During a press conference following a meeting of the trade union's national committee, the Independent Luxembourg Trade Union Confederation (OGBL) called on the government to curb or stop the "bracket creep".
The concept of the bracket creep originated in Switzerland, where it is known as kalte Progression (which means "cold progression" in German) and describes a process by which wages and salaries are pushed into higher tax brackets as a result of indexations in response to inflation. While wage indexations are meant to boost purchasing power, there is a real risk that a person's income may be taxed at a higher rate than before. This means that an indexed salary may be taxed at a higher rate despite the fact that its real value remains the same. In other words, purchasing power actually decreases as a result of indexation.

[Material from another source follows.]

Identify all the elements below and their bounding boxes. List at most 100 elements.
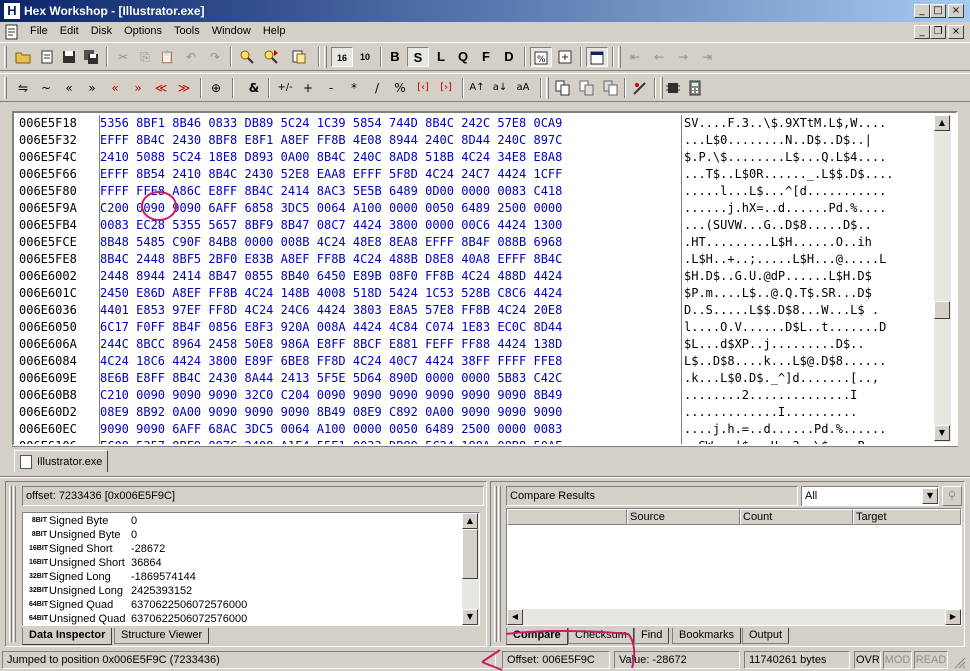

The phenomenon of the bracket creep is thus a result of how the tax system works when there is inflation.
"This bracket creep must be stopped immediately," OGBL President Nora Back declared, adding that "the government must act without further delay before the end of this legislative session." The trade union plans to launch an awareness campaign on this issue in January.

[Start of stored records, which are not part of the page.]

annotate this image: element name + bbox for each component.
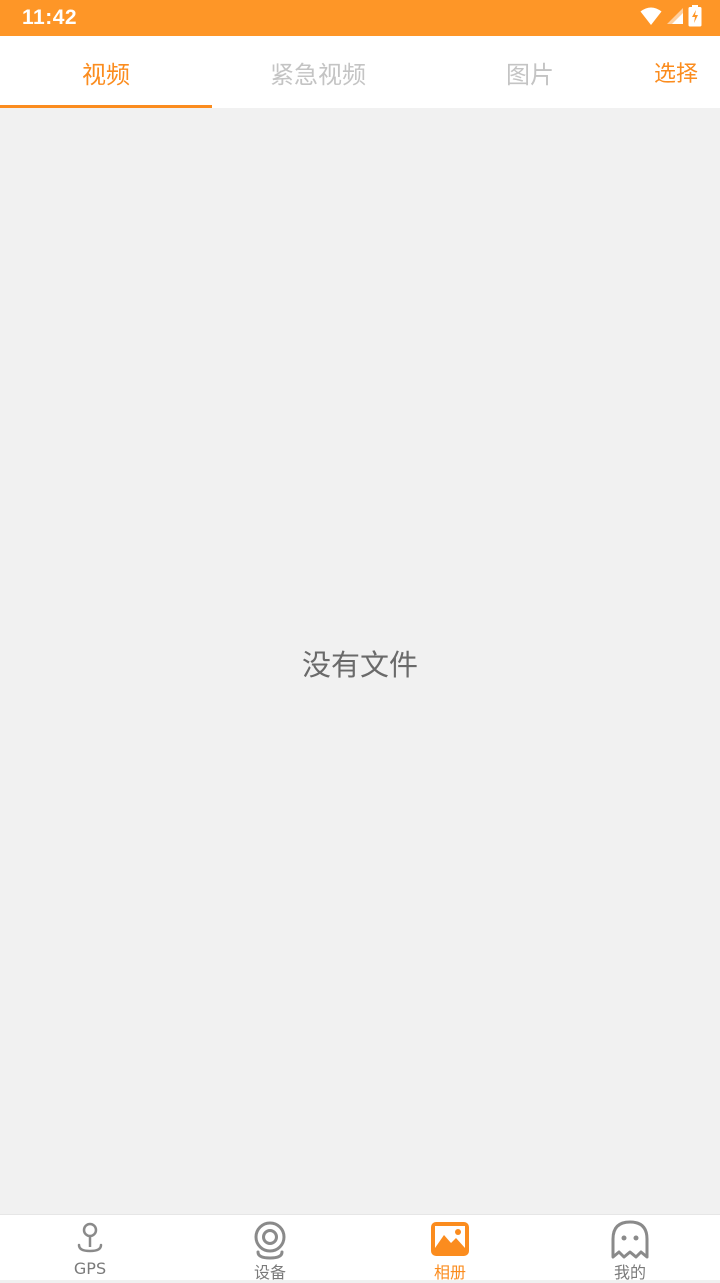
- tab-video[interactable]: 视频: [0, 36, 212, 108]
- empty-state-message: 没有文件: [301, 648, 418, 682]
- file-list-area: 没有文件: [0, 108, 720, 1214]
- tab-emergency-video[interactable]: 紧急视频: [212, 36, 424, 108]
- select-button[interactable]: 选择: [654, 36, 698, 108]
- nav-label-gps: GPS: [73, 1259, 107, 1278]
- ghost-profile-icon: [610, 1220, 650, 1264]
- cell-signal-icon: [666, 7, 684, 29]
- nav-item-album[interactable]: 相册: [360, 1215, 540, 1282]
- nav-label-album: 相册: [433, 1263, 466, 1282]
- status-bar: 11:42: [0, 0, 720, 36]
- tab-pictures-label: 图片: [506, 60, 554, 89]
- tab-pictures[interactable]: 图片: [424, 36, 636, 108]
- map-pin-icon: [70, 1220, 110, 1262]
- tab-bar: 视频 紧急视频 图片 选择: [0, 36, 720, 108]
- tab-emergency-video-label: 紧急视频: [270, 60, 366, 89]
- nav-label-device: 设备: [253, 1263, 286, 1282]
- camera-device-icon: [250, 1220, 290, 1264]
- nav-item-device[interactable]: 设备: [180, 1215, 360, 1282]
- status-time: 11:42: [22, 6, 78, 29]
- status-icons: [640, 5, 702, 31]
- nav-item-mine[interactable]: 我的: [540, 1215, 720, 1282]
- battery-charging-icon: [688, 5, 702, 31]
- photo-album-icon: [430, 1220, 470, 1264]
- wifi-icon: [640, 6, 662, 30]
- nav-label-mine: 我的: [613, 1263, 646, 1282]
- bottom-nav: GPS 设备 相册 我的: [0, 1214, 720, 1282]
- nav-item-gps[interactable]: GPS: [0, 1215, 180, 1281]
- tab-video-label: 视频: [82, 60, 130, 89]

The OGBL reiterated its opposition to introducing a cap on wage indexations, with Back arguing that "capping the indexation system would not result in any benefits for those with lower and medium incomes."
The trade union representatives also addressed the housing crisis, stressing the importance of fighting "speculation on the real estate market, where the property tax is partly failing."
As for the public sector wage agreement, which was signed last Friday, the OGBL leaders expressed surprise that they had not been invited to participate in the negotiations. Back concluded by stressing that there will no way around the OGBL during the next negotiations.